🤖 AI Summary
The lack of large-scale, publicly available natural language (NL) user interest profiling testbeds hinders research on explainable scientific literature recommendation. To address this, we introduce SynSciRec—the first synthetic academic recommendation dataset explicitly designed for NL-based user profiling—generated automatically from real publication histories of researchers to yield high-quality, controllable NL interest descriptions. Methodologically, we integrate sparse retrieval, dense retrieval, and LLM-driven re-ranking to systematically evaluate diverse recommendation paradigms. Experimental results show that state-of-the-art methods achieve comparable overall performance yet produce complementary recommendations, underscoring the necessity of ensemble strategies. The dataset is publicly released, establishing a benchmark platform and foundational resource for explainable recommendation research.
📝 Abstract
The use of natural language (NL) user profiles in recommender systems offers greater transparency and user control compared to traditional representations. However, there is scarcity of large-scale, publicly available test collections for evaluating NL profile-based recommendation.
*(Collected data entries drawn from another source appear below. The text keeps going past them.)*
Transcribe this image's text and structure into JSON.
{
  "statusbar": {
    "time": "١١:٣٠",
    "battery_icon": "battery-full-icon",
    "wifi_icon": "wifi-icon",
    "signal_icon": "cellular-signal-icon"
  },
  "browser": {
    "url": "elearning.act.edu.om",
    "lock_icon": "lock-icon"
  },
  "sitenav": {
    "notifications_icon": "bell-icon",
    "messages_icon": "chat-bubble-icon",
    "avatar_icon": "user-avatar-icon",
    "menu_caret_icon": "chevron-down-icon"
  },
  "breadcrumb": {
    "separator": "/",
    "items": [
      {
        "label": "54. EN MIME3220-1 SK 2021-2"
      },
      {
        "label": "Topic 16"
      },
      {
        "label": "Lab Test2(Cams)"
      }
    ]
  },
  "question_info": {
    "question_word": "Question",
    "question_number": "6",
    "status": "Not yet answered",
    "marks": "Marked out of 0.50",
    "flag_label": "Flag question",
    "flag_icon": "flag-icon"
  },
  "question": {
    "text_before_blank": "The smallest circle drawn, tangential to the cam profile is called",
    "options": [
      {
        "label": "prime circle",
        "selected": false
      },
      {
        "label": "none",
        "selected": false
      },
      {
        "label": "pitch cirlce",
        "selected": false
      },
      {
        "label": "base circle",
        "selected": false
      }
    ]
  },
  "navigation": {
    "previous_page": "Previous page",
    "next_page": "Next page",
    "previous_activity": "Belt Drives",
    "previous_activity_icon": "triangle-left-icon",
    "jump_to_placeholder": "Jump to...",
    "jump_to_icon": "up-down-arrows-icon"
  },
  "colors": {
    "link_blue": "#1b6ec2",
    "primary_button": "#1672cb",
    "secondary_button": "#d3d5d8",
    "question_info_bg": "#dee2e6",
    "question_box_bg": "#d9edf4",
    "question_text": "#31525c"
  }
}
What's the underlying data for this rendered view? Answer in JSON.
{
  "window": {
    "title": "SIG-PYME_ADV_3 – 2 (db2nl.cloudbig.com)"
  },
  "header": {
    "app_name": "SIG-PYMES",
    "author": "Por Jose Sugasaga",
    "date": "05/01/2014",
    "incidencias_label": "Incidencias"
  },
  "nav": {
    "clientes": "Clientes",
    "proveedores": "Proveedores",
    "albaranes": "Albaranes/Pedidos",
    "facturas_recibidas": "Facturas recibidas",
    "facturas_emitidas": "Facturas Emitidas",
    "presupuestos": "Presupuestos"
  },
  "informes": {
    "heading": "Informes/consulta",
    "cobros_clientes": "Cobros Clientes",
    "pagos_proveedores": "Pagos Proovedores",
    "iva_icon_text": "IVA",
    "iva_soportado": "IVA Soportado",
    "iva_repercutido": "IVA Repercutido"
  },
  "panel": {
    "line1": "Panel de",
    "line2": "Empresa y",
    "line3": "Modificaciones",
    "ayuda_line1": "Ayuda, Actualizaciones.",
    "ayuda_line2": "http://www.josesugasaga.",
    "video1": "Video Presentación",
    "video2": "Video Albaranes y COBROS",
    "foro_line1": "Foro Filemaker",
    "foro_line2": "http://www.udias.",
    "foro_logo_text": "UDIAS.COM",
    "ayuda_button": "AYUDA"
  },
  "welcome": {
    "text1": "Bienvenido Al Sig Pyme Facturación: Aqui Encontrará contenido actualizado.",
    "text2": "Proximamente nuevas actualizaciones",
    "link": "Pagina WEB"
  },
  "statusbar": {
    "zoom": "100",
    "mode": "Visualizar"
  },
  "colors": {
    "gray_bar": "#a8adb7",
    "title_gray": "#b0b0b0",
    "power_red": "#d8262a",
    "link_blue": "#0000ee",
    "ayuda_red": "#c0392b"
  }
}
To address this gap, we introduce SciNUP, a novel synthetic dataset for scholarly recommendation that leverages authors' publication histories to generate NL profiles and corresponding ground truth items. We use this dataset to conduct a comparison of baseline methods, ranging from sparse and dense retrieval approaches to state-of-the-art LLM-based rerankers. Our results show that while baseline methods achieve comparable performance, they often retrieve different items, indicating complementary behaviors. At the same time, considerable headroom for improvement remains, highlighting the need for effective NL-based recommendation approaches. The SciNUP dataset thus serves as a valuable resource for fostering future research and development in this area.